Milestone 2013 was a long-anticipated development since the 2010 Lisbon NATO Summit. "Afghans now are in the lead for security throughout their country, and this inflection point points the way toward a stable nation," the commander of NATO and US forces in Afghanistan, Marine Corps Gen. Joseph F. Dunford said on June 18.
NATO/ISAF forces will continue to "train, advise and assist" Afghan forces till full transition scheduled on December 2014, supporting the development of an effective and self-reliant Afghan security apparatus able to secure the presidential elections set for April 5, 2014. If everything seemed fine on the military stage, it suddenly got complicated on the political stage.
The Afghan Taliban opened a political office "for purpose of negotiations" in Doha, Qatar and the United States' government acknowledged it will indeed hold direct talks with them soon.

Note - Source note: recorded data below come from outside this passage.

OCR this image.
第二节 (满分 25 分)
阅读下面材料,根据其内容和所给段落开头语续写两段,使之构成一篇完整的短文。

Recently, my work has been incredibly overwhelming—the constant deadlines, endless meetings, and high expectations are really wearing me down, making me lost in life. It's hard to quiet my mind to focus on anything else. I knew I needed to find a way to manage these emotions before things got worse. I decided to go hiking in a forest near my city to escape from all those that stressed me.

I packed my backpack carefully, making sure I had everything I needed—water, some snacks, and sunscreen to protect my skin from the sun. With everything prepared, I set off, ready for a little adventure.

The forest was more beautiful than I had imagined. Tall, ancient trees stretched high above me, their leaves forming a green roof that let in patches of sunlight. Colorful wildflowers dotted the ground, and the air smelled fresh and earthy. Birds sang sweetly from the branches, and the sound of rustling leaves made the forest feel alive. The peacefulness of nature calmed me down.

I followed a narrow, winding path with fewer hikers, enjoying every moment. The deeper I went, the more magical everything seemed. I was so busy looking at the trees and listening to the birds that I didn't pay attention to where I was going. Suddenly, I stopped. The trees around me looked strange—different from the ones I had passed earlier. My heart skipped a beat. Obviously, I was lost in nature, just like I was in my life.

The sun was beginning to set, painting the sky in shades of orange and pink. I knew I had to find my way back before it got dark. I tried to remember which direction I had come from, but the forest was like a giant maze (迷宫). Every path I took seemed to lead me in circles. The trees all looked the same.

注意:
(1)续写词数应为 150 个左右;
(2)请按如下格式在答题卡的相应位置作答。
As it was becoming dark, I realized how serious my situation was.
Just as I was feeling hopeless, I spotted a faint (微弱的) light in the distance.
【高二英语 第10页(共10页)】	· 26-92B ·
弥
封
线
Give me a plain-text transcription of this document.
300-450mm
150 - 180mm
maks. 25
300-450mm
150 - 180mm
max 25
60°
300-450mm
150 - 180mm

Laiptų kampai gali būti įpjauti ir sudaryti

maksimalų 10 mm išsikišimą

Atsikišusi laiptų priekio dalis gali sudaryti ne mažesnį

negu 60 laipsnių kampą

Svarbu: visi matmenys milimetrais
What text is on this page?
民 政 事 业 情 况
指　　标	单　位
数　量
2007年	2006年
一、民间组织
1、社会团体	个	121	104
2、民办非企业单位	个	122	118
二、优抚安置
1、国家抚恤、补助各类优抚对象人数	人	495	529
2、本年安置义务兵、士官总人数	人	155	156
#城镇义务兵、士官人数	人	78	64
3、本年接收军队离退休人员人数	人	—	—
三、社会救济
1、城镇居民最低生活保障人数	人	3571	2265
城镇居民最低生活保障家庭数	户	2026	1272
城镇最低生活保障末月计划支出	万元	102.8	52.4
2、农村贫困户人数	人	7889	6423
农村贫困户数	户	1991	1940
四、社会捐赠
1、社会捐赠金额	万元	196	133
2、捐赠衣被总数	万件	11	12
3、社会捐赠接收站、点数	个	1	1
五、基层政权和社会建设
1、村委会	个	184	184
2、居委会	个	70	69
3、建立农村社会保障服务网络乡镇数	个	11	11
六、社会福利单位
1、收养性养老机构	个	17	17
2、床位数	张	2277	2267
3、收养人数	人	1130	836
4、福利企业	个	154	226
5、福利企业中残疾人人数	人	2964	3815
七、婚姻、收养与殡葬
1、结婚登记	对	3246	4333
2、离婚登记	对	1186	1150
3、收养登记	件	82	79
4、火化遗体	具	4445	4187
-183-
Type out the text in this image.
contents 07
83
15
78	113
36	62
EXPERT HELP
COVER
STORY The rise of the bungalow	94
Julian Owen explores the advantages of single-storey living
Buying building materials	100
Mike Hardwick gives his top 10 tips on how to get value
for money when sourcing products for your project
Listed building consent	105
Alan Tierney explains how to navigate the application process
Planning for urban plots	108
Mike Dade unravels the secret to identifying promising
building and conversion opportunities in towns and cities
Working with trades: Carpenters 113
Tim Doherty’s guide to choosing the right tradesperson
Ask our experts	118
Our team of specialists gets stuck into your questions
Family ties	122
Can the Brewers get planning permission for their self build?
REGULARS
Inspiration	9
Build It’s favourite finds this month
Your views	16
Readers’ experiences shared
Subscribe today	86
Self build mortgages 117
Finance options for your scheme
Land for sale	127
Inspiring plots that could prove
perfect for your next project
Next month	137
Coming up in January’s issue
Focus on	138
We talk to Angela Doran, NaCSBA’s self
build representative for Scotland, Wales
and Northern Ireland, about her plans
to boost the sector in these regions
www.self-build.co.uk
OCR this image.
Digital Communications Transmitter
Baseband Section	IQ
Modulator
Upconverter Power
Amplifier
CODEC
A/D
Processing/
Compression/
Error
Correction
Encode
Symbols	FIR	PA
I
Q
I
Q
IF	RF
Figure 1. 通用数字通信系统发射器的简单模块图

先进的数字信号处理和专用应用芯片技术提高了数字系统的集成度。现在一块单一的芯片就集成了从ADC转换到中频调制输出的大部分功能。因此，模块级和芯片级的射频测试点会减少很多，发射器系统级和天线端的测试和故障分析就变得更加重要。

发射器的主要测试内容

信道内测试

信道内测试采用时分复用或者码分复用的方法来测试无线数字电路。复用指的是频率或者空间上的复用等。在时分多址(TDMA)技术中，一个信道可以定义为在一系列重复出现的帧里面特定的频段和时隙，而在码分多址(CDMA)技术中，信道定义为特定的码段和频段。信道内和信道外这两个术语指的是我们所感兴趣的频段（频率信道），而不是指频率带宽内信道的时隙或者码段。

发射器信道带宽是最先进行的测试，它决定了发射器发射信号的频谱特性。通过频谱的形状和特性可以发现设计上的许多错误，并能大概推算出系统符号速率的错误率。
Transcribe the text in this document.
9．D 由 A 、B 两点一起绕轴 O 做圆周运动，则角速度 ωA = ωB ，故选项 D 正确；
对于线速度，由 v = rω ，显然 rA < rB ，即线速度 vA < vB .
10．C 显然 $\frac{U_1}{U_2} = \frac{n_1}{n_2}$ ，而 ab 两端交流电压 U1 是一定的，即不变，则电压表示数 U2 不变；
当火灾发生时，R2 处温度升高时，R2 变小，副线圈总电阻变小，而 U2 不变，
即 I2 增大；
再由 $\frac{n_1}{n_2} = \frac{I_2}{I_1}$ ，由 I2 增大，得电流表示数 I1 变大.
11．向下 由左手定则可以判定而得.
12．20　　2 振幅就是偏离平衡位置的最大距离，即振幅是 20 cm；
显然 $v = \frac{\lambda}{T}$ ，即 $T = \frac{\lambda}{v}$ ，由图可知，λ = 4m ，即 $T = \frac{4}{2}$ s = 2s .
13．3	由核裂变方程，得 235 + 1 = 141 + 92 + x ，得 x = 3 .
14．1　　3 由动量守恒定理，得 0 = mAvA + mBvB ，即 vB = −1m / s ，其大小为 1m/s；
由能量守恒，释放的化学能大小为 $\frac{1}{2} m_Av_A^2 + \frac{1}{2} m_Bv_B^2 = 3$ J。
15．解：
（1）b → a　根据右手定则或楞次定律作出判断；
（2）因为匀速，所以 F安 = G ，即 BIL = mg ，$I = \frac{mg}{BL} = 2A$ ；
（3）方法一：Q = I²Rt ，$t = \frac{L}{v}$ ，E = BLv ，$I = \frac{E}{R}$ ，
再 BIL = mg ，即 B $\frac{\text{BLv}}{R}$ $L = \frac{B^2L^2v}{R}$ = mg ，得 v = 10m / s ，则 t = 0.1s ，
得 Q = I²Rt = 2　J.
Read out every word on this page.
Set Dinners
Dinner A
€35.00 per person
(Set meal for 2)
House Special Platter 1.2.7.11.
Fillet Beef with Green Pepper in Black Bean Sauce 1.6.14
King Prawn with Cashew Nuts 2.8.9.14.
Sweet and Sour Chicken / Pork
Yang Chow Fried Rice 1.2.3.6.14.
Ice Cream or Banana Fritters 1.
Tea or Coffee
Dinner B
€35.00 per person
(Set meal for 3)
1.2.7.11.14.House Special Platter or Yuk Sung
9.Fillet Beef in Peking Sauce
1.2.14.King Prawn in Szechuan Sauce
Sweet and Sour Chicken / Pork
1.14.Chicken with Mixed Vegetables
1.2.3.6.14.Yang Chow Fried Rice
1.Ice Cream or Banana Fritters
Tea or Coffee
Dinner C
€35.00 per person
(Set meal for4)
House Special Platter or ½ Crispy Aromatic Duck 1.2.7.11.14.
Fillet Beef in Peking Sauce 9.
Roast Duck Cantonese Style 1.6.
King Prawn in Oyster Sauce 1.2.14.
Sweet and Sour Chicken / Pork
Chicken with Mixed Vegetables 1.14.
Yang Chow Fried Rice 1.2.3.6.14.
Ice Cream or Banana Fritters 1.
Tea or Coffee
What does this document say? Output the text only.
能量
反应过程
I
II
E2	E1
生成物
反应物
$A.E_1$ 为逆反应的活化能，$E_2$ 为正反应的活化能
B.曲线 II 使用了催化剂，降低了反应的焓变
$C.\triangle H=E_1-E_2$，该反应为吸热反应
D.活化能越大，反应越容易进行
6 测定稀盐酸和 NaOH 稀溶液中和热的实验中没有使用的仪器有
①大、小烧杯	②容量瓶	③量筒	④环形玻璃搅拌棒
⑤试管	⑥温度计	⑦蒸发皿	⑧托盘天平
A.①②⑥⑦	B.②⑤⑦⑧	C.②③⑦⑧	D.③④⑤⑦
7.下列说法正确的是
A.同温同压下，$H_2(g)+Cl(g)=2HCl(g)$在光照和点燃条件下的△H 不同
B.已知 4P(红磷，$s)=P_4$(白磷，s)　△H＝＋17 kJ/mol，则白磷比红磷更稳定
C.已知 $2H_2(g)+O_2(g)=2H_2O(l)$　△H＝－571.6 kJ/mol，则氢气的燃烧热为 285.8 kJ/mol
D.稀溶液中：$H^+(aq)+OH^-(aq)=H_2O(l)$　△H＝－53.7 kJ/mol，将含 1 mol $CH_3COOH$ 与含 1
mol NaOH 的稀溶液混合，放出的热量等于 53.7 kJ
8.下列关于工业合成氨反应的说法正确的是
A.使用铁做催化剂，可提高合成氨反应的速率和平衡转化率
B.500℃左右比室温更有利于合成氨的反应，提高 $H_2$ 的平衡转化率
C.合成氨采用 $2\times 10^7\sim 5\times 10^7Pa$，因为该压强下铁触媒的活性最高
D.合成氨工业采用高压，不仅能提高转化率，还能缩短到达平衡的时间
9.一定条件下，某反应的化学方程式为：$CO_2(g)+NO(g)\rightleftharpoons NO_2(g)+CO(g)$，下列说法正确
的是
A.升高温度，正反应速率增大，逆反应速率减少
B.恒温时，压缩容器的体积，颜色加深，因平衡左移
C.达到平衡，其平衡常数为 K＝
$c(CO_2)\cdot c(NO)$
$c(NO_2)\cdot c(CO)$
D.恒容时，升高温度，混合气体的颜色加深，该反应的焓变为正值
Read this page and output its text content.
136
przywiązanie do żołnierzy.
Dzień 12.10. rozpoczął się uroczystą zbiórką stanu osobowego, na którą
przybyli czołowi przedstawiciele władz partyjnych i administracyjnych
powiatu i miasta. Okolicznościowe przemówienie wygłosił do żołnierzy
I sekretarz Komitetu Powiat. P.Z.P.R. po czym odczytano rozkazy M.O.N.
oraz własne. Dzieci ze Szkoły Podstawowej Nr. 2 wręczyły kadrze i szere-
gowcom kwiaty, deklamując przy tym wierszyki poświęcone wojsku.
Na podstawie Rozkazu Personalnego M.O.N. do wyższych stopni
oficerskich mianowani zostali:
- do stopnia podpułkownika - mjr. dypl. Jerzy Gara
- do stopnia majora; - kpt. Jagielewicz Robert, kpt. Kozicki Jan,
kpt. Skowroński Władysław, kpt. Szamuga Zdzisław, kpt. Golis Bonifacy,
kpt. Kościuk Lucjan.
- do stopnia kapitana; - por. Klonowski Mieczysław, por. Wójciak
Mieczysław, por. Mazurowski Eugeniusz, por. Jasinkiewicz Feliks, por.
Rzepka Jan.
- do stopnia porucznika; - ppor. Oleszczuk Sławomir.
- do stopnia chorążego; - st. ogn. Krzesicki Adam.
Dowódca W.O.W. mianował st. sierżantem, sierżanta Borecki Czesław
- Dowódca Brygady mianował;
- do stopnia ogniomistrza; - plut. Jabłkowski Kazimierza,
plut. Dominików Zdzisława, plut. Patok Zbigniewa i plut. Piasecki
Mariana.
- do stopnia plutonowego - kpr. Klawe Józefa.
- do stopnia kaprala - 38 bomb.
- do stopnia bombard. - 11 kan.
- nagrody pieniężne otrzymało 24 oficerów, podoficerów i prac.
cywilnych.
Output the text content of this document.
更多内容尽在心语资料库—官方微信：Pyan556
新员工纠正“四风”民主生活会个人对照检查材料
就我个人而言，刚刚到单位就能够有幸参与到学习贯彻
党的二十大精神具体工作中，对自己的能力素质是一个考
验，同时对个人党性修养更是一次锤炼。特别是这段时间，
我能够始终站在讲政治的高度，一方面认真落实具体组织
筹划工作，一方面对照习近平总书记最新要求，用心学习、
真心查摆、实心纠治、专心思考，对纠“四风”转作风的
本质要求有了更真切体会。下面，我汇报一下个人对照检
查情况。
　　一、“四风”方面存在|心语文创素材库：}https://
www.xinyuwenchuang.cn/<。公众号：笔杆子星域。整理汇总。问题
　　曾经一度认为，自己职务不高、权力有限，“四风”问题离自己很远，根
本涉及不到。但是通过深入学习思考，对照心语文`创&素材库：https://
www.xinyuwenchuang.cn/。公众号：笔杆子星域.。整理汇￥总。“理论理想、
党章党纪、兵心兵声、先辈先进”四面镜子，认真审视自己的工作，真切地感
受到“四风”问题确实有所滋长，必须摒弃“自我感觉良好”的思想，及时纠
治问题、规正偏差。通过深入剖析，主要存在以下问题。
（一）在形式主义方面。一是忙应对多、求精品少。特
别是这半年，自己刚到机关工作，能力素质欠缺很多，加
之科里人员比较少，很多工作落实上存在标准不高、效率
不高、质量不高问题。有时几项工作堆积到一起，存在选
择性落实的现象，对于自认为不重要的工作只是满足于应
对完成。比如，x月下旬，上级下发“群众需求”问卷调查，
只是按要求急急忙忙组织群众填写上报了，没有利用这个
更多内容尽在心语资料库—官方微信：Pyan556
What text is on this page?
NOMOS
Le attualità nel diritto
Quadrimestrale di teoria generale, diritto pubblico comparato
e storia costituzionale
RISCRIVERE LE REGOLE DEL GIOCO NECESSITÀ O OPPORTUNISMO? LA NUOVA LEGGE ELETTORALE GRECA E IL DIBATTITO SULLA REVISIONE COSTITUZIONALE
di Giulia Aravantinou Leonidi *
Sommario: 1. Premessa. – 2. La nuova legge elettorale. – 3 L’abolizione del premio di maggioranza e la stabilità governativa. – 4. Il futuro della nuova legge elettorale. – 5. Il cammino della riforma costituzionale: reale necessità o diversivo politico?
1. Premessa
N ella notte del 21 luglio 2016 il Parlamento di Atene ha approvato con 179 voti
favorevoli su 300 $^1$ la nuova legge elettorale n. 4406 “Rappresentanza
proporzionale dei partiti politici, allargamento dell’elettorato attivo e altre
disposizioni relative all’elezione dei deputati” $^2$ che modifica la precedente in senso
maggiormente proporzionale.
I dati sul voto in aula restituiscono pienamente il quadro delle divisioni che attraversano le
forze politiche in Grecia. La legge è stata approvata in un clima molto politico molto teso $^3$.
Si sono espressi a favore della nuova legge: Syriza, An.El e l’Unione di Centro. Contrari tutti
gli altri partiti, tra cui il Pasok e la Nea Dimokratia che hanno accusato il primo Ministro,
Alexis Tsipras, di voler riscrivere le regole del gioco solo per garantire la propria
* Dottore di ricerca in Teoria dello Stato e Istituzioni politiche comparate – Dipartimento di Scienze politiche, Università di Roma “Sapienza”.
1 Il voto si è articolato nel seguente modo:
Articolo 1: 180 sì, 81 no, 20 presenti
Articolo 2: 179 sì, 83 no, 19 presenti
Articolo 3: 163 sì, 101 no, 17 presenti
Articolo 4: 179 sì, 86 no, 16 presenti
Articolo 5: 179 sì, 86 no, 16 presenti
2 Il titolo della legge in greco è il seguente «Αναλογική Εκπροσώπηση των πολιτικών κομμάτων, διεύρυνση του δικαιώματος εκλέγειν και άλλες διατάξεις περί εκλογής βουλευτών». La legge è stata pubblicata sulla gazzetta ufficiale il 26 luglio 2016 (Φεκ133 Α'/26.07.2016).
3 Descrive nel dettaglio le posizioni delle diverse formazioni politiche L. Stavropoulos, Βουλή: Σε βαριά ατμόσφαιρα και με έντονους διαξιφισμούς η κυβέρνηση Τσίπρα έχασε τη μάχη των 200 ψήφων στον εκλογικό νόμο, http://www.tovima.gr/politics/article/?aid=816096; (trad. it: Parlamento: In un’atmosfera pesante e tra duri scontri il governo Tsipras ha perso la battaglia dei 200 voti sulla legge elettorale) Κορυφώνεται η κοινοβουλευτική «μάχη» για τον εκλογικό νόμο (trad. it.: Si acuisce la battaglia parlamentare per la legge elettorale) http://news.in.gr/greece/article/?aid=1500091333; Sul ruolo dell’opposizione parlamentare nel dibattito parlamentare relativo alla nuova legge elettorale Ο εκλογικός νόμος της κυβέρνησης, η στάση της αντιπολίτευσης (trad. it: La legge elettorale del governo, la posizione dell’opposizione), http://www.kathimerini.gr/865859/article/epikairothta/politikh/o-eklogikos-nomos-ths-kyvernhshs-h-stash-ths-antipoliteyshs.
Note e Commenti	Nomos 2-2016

The US Department of State (DOS) reiterated that in January, Presidents Barack Obama and Hamid Karzai jointly called on Qatar to facilitate this initiative. Yet President Karzai announced he is suspending the US bilateral security agreement talks as a result of this, unveiling deeper political frictions between his government and the Obama administration than previously thought.
This is just "bumps in the road," said DOS's spokesperson Jen Psaki; just "some concerns about the manner in which the Taliban opened it, some of the language that they used," President Obama said in Berlin. Afghan officials in Kabul strongly disagreed and denounced the "contradiction between acts and statements made by the US."